Bug 769117 discusses whether Gecko should detect YouTube's old embedding
boilerplate and automatically rewrite it to use the current code.
Firefox and Safari extensions [1] [2] already do this, but should Gecko
include this feature directly? It would improve users' video experience
and fix dead links if/when Firefox or YouTube stop supporting Flash.
OTOH, this is a site-specific workaround and thus might not belong in
Gecko itself.
It think that it is a feature that could be implemented in Firefox:
1. make it so that the rules are rewritable without updating the
browser, or at least touching the core. ESR comes to mind as a reason
why we'd love to update these.
2. make it cross platform. Mobile (including FirefoxOS) would completely
benefit from that. Case in point, Safari on iOS has been doing that for
a very long time.
Do you know what Safari is rewriting? I assume it's more than just Flash
videos.
3. don't make it specific to YouTube but specific to Flash. no-flash
supports Dailymotion (the French YouTube) and Vimeo (rarer since they
have done HTML5 embed for even longer). With 1. we can add rules easily.

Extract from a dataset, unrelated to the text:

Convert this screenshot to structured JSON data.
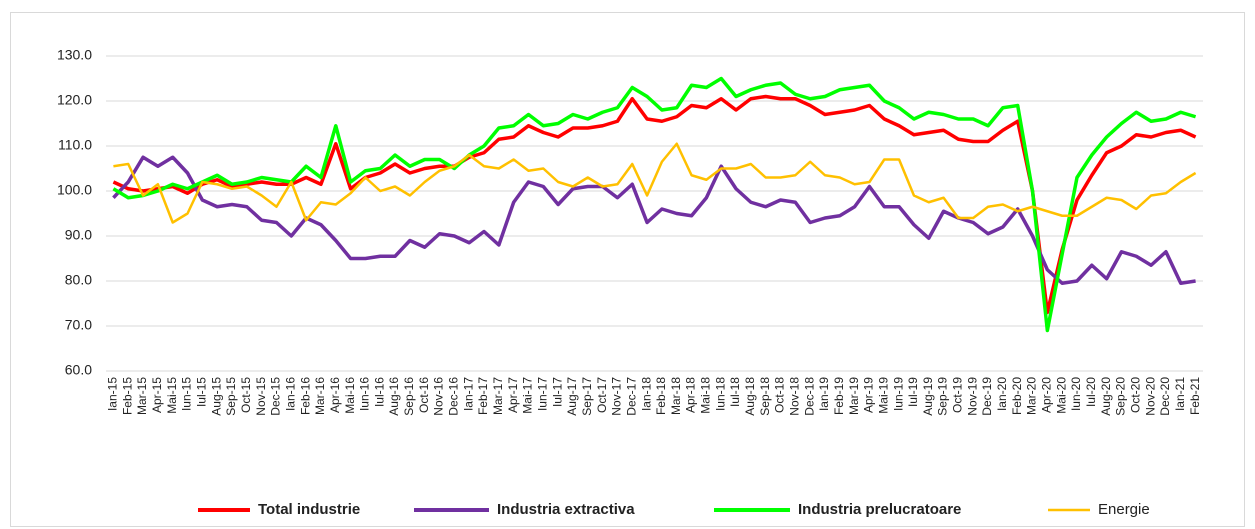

As for the question if Gecko has a feature, maybe that's where we
implement it. I'm not sure if that's a feature to expose in the wild or
not but given that we can do it with add-ons, and there are a few
concrete use cases, we can possibly think of making this of general
usefulness.
Good point. It could be a general pattern-matching/rewriting API
available to add-ons. Regular expressions are part of the reason Adblock
Plus is slow. We could move that matching into native code.